Non-lieu général dans l'affaire du tétraplégique Vincent Humbert
L'affaire Vincent Humbert est close. Conformément aux réquisitions du parquet du tribunal de grande instance de Boulogne-sur-Mer ( Le Monde du 3 janvier), la juge d'instruction, Anne Morvant, a rendu, lundi 27 février, une ordonnance de non-lieu dans ce dossier qui avait relancé le débat sur l'euthanasie.
Les faits reprochés à Marie Humbert, la mère du jeune tétraplégique, et au docteur Frédéric Chaussoy, tous deux mis en examen, en janvier 2004, respectivement pour "administration de substances nuisibles" et "empoisonnement avec préméditation" , ont été "commis sous l'emprise d'une contrainte les exonérant de toute responsabilité pénale" , fait valoir la juge.
Devenu tétraplégique, muet et presque aveugle suite à un accident de voiture, mais néanmoins parfaitement conscient et disposant de ses facultés auditives et de son pouce droit pour communiquer, Vincent Humbert avait "une implacable détermination à mourir" , souligne Anne Morvant dans son ordonnance.
Selon la juge, sa mère s'est retrouvée sous une double "contrainte" à la fois "interne" - "envahissement de ses sentiments, de son devoir de loyauté à l'égard de son fils" - et "externe" - publication du livre de Vincent Humbert, appel au chef de l'Etat et retentissement sur "l'opinion publique". Lorsque Mme Humbert décide, le 24 septembre 2003, d'administrer des barbituriques dans la sonde gastrique de son fils, "elle se trouvait privée de son libre arbitre" , indique l'ordonnance. "L'examen du processus décisionnel fait apparaître que, peu à peu, la volonté de Vincent a supplanté celle de sa mère. (...) L'acte de Marie Humbert ne pouvait être que l'expression du choix de son fils" , considère la juge. "Force est de constater , ajoute-elle, que ce jeune homme imperturbable avait décidé de se faire donner la mort et qu'il avait choisi mais aussi poussé sa mère à commettre un geste définitif, quitte à mettre en oeuvre à son encontre une sorte de chantage affectif pour la soumettre à ce geste vécu pour lui comme l'ultime acte d'amour."
"IL EXISTAIT UN VIDE JURIDIQUE"
Le docteur Chaussoy a, lui aussi, subi de multiples "contraintes" . Le 26 septembre 2003, quarante-huit heures après le transfert de Vincent Humbert dans son service de réanimation du centre héliomarin de Berck (Pas-de-Calais), le médecin, avec l'accord de la famille et de l'équipe soignante, décide de débrancher le respirateur artificiel et d'injecter notamment du chlorure de potassium, un produit létal qui entraîne le décès du jeune tétraplégique. Si la juge rappelle que cette injection est "en contradiction avec l'article 38 du code de déontologie médicale" et qu' "un médecin n'a pas le droit de provoquer délibérément la mort" , elle fait valoir que le docteur Chaussoy "n'avait pas l'intention de lui donner la mort au sens pénal du terme, mais de préserver la dignité de Vincent Humbert et celle de sa famille". Son acte a été exercé "sous la contrainte de voir revenir son patient dans un état antérieur, voire pire, malgré ses demandes réitérées, de la compassion extrême à l'égard de la mère et sous la contrainte médiatique aboutissant à l'absence de possibilité de réflexion sereine dans un temps raisonnable" .

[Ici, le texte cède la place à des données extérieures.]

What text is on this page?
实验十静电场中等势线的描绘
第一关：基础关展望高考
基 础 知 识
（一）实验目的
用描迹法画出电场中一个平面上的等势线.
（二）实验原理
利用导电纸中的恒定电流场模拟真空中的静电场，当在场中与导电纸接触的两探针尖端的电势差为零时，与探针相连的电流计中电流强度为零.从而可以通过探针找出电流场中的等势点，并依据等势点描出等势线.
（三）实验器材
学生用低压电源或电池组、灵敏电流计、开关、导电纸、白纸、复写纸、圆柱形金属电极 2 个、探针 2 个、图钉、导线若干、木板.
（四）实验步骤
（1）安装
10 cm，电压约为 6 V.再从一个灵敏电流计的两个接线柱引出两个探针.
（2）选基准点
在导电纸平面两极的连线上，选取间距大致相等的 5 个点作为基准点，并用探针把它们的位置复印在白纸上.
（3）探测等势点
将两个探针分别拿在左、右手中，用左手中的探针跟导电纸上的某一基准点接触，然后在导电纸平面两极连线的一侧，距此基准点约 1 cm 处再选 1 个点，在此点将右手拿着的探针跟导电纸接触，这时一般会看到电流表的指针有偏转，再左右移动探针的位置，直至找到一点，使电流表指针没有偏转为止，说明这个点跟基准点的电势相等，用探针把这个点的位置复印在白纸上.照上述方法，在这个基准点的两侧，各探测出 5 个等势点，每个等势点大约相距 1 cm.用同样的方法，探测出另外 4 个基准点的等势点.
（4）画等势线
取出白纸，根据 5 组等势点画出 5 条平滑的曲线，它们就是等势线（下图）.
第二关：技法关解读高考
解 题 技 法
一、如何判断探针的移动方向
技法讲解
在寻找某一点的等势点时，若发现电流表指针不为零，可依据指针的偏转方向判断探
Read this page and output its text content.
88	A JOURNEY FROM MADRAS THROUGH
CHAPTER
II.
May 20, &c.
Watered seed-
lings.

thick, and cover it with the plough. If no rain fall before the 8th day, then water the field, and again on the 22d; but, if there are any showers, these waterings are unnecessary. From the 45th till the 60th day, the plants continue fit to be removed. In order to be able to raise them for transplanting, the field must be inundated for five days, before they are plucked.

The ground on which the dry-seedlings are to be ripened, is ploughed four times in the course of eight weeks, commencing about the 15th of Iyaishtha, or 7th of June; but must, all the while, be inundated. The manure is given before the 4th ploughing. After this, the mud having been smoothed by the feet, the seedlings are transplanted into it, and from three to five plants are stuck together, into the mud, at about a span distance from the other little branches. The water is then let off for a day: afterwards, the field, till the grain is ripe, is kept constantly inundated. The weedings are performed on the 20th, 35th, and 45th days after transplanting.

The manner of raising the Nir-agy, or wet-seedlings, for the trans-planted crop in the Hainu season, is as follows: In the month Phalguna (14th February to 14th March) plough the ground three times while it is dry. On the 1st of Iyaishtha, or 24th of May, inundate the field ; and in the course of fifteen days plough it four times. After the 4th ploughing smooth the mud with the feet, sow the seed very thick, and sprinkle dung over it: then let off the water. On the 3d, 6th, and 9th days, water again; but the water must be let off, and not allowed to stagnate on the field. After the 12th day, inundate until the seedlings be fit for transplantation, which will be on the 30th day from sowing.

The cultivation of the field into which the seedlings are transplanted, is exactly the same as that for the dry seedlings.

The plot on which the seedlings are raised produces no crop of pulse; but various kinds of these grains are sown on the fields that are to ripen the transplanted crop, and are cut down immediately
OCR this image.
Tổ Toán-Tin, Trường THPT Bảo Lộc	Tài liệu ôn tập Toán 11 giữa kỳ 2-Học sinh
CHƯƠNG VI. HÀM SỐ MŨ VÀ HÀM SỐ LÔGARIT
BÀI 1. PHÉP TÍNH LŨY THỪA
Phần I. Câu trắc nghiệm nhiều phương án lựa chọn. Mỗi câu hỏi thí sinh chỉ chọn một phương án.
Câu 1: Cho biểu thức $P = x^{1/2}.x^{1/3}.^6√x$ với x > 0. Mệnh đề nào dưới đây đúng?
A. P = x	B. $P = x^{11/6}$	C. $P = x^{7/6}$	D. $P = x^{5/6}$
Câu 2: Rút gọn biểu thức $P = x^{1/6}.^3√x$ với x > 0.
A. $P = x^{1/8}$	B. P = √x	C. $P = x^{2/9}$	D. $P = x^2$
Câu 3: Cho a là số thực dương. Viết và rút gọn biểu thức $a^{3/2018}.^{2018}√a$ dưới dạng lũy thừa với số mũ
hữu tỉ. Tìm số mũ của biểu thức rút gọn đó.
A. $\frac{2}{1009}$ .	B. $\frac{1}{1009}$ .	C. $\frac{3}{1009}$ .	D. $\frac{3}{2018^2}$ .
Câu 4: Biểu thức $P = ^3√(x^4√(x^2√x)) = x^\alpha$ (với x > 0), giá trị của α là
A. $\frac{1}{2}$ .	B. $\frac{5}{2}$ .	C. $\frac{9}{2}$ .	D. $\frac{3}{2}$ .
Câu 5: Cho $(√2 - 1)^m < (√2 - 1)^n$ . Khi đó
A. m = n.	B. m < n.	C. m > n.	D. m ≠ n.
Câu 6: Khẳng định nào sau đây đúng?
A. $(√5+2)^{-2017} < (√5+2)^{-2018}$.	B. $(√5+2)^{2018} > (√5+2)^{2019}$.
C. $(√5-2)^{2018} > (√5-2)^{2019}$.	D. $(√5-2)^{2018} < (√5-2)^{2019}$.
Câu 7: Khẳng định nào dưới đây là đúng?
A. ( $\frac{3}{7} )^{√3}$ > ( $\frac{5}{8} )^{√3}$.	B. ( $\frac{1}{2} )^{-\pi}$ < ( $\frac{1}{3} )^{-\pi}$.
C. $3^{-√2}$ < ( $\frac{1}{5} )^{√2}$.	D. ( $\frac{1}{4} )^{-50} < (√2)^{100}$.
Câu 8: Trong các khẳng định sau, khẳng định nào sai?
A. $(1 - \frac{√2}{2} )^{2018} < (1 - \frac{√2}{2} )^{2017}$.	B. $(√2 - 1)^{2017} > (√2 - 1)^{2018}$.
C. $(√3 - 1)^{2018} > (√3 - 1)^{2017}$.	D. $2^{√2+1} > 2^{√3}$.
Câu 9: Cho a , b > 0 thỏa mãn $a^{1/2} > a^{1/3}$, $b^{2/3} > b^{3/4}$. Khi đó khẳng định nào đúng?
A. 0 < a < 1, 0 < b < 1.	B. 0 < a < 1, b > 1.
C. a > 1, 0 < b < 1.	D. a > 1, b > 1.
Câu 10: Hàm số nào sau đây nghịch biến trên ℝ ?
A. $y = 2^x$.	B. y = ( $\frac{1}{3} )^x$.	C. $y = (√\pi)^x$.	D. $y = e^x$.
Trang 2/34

"Au vu de toutes ces circonstances" , la juge estime qu' "il ne peut être relevé à l'encontre du docteur Chaussoy une intention dolosive" . D'autant, précise-t-elle, "qu'il existait un vide juridique. Jusqu'à la loi du 22 avril 2005 relative aux droits des malades et à la fin de vie, ce domaine a été celui du non-dit et par conséquent de la prise de risque par des médecins isolés et susceptibles d'être poursuivis".
Et Anne Morvant de conclure : "Si Vincent Humbert est parvenu par sa détermination sans faille à forcer la main de sa mère et des médecins, il n'est cependant pas parvenu à atteindre celle du législateur même si un premier pas a été accompli lors du vote de la loi du 22 avril 2005."